Printed from: https://newbostonpost.com/2016/03/14/assisted-suicide-bill-faces-legislative-deadline/

BOSTON – The clock is ticking to pull the plug or put a bill before Bay State lawmakers that would make physician-assisted suicide legal in Massachusetts, as the Joint Committee on Public Health has until Wednesday to recommend action on the measure.

The bill (HB 1991) began its legislative journey anew at the beginning of last year after an identical measure failed in the previous session. It was refiled in January 2015 by state Rep. Louis Kafka (D-Stoughton), which led to an October hearing before the public health committee. Massachusetts voters rejected a similar measure when it appeared on the 2012 general election ballot.

Advocates for the pending bill say that suffering patients should have the freedom to end their own lives with the help of a doctor who would be protected from legal repercussions, while opponents argue that such a law would create pressures on doctors and the terminally ill to take actions that they might not take if the law didn’t exist.

“There will be pressure on the physically, mentally and financially vulnerable to choose death,” Dr. Mark Rollo, a Fitchburg family physician, argued in October. “There will be pressure on physicians to violate their consciences.”

Recently, similar bills in other states have expired before reaching a vote, including in Iowa, New Jersey, Utah and Arizona. In Nebraska, a “right-to-die” bill stalled this month in a divided judiciary committee, while Gov. Pete Ricketts, a Republican, vowed to veto the measure if it reaches him, according to KMTV, a CBS network affiliate in Omaha.
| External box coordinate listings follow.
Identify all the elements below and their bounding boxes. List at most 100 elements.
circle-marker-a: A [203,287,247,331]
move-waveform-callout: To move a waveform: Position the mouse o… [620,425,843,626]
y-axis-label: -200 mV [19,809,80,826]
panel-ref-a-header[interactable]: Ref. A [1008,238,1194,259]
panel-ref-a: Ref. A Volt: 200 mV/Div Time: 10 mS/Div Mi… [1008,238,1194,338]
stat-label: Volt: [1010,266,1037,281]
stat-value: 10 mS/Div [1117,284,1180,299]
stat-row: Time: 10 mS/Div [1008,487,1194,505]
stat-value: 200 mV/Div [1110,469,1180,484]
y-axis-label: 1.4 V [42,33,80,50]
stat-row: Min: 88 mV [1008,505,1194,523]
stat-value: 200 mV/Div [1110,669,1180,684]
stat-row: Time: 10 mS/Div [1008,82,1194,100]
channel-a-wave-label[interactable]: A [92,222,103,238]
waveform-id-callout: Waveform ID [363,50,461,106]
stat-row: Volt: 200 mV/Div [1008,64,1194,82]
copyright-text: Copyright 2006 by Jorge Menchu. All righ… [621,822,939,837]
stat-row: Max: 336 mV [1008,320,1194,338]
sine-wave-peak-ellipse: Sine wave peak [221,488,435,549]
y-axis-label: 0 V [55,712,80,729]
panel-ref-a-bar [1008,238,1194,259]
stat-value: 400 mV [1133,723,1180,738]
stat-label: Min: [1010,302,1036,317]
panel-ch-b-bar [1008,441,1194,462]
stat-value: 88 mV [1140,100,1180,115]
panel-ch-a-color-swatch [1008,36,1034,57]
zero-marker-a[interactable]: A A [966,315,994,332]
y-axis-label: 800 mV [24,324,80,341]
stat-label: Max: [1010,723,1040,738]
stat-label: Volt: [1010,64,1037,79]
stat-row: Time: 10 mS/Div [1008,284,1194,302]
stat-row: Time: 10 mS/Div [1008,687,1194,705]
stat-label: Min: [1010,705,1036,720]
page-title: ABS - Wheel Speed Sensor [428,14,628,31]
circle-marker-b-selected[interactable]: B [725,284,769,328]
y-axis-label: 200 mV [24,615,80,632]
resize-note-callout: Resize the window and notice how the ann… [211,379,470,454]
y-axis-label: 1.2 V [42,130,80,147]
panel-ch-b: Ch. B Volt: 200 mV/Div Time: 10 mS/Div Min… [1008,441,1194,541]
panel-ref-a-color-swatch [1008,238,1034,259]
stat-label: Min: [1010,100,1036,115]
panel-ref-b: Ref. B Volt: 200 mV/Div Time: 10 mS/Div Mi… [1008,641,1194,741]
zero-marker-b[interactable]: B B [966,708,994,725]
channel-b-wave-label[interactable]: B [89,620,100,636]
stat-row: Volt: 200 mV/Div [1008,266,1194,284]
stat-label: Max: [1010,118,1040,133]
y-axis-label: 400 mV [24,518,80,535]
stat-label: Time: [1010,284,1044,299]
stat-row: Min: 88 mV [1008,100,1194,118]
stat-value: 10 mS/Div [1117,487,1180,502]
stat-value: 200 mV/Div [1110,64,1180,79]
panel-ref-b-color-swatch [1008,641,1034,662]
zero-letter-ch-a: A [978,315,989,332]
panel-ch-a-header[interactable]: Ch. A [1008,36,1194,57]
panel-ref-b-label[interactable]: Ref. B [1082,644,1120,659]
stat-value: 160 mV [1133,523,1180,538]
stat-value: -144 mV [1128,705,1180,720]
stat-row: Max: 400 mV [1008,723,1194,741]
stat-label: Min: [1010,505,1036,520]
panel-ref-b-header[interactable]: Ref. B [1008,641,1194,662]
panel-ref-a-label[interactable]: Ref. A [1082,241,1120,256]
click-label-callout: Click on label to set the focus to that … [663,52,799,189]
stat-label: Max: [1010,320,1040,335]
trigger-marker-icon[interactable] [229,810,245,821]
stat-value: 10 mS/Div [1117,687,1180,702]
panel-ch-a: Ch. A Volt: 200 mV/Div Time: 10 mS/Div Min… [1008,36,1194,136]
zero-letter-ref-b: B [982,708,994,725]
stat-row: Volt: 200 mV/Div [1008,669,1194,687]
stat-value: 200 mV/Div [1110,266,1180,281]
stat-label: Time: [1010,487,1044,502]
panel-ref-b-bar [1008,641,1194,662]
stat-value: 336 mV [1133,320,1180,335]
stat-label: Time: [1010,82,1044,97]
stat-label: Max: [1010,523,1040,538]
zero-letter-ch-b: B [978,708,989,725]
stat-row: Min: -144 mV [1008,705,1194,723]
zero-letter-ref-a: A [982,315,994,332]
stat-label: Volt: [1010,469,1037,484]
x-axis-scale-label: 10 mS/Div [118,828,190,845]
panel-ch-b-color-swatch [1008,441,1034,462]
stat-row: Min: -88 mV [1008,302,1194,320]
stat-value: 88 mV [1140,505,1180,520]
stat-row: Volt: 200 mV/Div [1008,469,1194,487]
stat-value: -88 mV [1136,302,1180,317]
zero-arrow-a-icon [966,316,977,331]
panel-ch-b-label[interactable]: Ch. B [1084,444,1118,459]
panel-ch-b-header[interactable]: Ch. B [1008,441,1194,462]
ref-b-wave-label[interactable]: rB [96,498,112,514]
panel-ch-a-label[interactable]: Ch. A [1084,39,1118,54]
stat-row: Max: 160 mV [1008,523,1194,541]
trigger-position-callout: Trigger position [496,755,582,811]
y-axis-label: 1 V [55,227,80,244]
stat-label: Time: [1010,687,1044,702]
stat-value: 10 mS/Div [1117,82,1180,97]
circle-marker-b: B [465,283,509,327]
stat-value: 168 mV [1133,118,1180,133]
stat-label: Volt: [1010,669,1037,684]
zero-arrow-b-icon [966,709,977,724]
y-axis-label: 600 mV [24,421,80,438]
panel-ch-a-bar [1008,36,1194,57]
In Colorado, state officials blocked a euthanasia measure from reaching the ballot after a similar bill was defeated in the state legislature. In Maryland, state Sen. Ron Young (D-Frederick County) last week withdrew a bill he filed to permit the practice, citing a lack of support from other lawmakers, according to Public News Service in Boulder, Colorado.

Assisted suicide is currently legal in five states – Montana, Oregon, Washington, Vermont and California.

A national group that opposes such measures lauded the demise of so many in recent weeks.

Coalitions in each of the states where those bills were defeated did a “fantastic job,” Barbara Lyons, coalition director of the Patient Rights Action Fund, said in a statement. The Princeton, New Jersey-based group’s president, J.J. Hanson, testified at the Massachusetts hearing for the bill last fall.